Cable man's alleged abductor ordered to get mental exam

June 10, 2008
Staff Writer

The cable TV war in Tennessee has reached new heights.

But it's not the competitors waging this battle — it's a customer. His name is John Weatherly, and he has been accused of kidnapping a Comcast technician during a service call in March 2007.

Weatherly had called the cable company for service at his Graylynn Drive home.

Unhappy with the service, the door was deadbolted and the technician was not allowed to leave the house until he fixed the TV, according to a police affidavit. Weatherly also threatened the cable guy with his German shepherd, according to the report.

On Monday, Weatherly, 60, was in general sessions court, where a mental evaluation was ordered. His case was continued to Aug. 28. He is charged with kidnapping and resisting arrest.

"I was the laughingstock when I went to jail for one day," Weatherly said. "I had never been in trouble, and I can't believe this is still going on."

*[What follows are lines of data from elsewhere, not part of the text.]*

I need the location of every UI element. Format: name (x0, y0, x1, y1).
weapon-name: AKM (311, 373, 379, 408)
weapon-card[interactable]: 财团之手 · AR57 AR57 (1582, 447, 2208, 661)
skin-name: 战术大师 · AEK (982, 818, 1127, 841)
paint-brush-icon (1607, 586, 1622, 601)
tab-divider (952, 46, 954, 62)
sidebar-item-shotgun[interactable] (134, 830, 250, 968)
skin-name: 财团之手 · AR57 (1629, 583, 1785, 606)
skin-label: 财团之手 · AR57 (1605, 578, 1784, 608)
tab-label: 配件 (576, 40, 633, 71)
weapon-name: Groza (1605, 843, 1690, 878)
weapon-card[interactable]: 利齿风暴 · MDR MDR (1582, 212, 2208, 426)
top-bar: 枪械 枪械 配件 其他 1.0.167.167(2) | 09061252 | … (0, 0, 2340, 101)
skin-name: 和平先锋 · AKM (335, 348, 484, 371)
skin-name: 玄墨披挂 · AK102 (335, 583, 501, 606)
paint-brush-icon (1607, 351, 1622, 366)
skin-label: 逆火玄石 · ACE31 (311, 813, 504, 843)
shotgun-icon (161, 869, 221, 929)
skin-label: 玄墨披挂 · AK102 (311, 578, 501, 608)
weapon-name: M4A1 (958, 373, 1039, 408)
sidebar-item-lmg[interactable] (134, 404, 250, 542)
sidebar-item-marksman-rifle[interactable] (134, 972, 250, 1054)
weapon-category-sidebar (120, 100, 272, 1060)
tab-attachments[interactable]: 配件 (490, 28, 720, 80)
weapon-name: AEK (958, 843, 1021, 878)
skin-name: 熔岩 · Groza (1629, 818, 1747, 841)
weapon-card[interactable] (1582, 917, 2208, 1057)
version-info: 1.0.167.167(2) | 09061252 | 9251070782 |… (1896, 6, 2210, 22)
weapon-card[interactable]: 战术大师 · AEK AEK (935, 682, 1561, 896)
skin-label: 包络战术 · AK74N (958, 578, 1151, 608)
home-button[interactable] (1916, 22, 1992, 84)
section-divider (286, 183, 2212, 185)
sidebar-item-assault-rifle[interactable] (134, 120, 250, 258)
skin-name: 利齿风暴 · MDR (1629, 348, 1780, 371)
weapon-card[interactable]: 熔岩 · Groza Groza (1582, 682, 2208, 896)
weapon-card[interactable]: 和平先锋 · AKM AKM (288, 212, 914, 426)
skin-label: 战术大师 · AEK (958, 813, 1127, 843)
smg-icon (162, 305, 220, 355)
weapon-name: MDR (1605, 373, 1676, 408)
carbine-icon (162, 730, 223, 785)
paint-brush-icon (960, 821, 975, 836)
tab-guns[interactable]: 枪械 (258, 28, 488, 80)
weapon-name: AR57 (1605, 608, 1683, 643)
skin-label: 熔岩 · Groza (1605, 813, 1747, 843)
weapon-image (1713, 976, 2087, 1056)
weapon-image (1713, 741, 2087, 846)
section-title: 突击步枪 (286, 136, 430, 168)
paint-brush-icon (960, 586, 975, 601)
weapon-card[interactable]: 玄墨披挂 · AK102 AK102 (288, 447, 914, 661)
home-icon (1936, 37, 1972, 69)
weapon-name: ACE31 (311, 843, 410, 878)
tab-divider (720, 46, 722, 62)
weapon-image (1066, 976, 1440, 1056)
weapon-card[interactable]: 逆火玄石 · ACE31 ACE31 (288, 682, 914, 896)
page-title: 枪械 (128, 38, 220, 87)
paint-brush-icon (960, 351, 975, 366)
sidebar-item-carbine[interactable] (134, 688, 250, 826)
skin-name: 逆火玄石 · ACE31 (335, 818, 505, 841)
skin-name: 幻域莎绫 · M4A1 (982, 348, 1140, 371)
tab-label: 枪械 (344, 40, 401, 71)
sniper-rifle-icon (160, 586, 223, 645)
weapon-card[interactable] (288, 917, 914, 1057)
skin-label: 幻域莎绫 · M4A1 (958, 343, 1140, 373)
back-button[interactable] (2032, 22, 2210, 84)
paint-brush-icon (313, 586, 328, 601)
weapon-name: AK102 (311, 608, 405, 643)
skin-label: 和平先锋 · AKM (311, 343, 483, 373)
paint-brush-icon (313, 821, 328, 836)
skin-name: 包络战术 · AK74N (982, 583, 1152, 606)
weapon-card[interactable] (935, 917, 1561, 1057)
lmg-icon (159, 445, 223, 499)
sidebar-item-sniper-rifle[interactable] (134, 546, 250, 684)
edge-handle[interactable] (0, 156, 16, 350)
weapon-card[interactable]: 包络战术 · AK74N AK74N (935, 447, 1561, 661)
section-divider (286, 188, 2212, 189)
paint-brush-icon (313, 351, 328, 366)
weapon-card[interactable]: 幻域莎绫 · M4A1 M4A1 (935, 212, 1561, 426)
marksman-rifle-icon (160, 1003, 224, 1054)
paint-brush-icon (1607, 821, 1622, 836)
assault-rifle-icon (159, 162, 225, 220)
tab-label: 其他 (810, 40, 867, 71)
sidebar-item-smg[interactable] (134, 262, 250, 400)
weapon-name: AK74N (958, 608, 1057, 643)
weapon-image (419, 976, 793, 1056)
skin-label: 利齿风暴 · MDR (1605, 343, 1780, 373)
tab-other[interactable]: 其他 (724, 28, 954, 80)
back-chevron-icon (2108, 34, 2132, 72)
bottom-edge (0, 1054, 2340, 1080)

Weatherly's predicament is a microcosm of tired consumers displeased with the cable giant's service, said Bob Moneyham, of Nassau County, Fla., who started a Web site, ComcastS**, after his own miserable experience.

"Companies need to know people are mad, and they should be told," Moneyhan said. "They are not doing right by people.

"I'm not surprised by this man's reaction — if that is the case. We all feel that way at least once in a while. People have a lot more restraint than what society gives them credit for."

Comcast cooperates

In Weatherly's case, he says he never kidnapped the technician and he never threatened him with his dog. He admits to being angry and dissatisfied.

"After you pay a monthly fee you expect some service," he said. "But why would I kidnap the cable guy? I was polite to him and told him to leave. The TV was under warranty."

Because it's a pending police matter, Comcast's policy is not to comment, said Terri Weldon, a spokeswoman. "We cooperated fully with the police, and the report should relate everything that happened," Weldon said.

When asked about disgruntled customers who spawned several opposing Web sites, Weldon said customer service is Comcast's top priority.

Weatherly's version of events differs from the affidavits. The technician arrived several days after he logged the complaint, Weatherly said. The Donelson retiree had complained that his new Sony TV had no picture.

Weatherly said the technician dismantled his surround sound system and didn't fix it. Unhappy with what happened, Weatherly said, he told him to leave it as it was because the TV was under warranty.